The leaders of Europe’s big five – Germany, France, Britain, Italy, and Spain – demanded Thursday that Egyptian President Hosni Mubarak begin a democratic transition “immediately” and condemned violence against media as “unacceptable.”
It was the strongest language used by Europe to date, though still insufficient by some standards.
“It’s not a question of gradually increasing pressure on him. He’s the obstacle," says José Ignacio Torreblanca, senior policy fellow in the European Council on Foreign Relations. "The source of instability is Mubarak. Millions of Europeans came to that conclusion in two hours watching the scenes of violence, but EU leaders haven't after weeks."
The statement comes several days after three of those nations – Britain, France, and Germany – issued an initial, less forceful statement saying they "recognize the moderating role President Mubarak has played" and urging "him to show the same moderation in addressing the current situation in Egypt.”
Today's statement went a step further, underscoring the growing pressure that European leaders are under to react more decisively against violence that has already targeted several European journalists. Yet it also revealed the continued absence of a united response from the entire European Union.
Leaders calls for 'quick and orderly transition'
“We are watching with utmost concern the deteriorating situation in Egypt,” said today's statement (read here), signed by Chancellor Angela Merkel, President Nicolas Sarkozy, Prime Minister David Cameron, President Silvio Berlusconi, and Prime Minister José Luis Rodríguez Zapatero. “Only a quick and orderly transition to a broad-based Government will make it possible to overcome the challenges Egypt is now facing.”
Ms. Merkel and Mr. Zapatero went further in Madrid during a press conference, stopping just short of asking Mubarak to resign.
“I spoke with the Egyptian president and asked him to start this dialogue. Nobody can think that things will remain the same," Merkel said through a translator.
Zapatero added: “We want democracy in Egypt, and when that aspiration is demanded with severity by the majority of the population, it becomes urgent. Any further consideration could be interpreted as interfering,” he concluded.
But that fear of interfering is precisely what many in Europe are criticizing.
“We have been interfering for 30 years by supporting someone,” says Mr.
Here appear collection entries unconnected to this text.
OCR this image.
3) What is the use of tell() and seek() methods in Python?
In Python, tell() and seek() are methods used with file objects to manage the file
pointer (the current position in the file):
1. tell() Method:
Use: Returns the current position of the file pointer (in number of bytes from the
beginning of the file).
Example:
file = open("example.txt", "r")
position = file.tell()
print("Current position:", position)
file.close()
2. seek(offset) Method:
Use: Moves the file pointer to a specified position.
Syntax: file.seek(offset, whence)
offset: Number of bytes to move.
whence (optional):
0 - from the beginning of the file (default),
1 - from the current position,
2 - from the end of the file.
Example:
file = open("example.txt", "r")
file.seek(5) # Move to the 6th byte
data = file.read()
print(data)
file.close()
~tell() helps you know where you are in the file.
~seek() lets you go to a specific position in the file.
Torreblanca of the European Council on Foreign Relations. “It’s Mubarak who made the qualitative change and broke the contract by releasing his dogs that are now attacking European journalists.”
Demonstrations in support of democratic reforms in the Middle East have taken place throughout European capitals. Columnists and editorials are also increasingly asking their government for a stronger stance. Among the dozens of harassed journalists were several European nationals, including a Greek who was stabbed in the leg and at least three Spaniards who were attacked.
The United States and Europe share concern over broader regional instability that the protests in Egypt are triggering and the geopolitical realignment that could follow. But Europe has an additionally direct impact from instability in Northern African countries which supply gas to Europe, including Egypt.
Europe is also home to millions of North African and Middle Eastern immigrants and their descendents.
“What Mexico is to the US when things go bad, the Mediterranean is to Europe,” says Torreblanca. “For the EU the risks are more economic and societal.”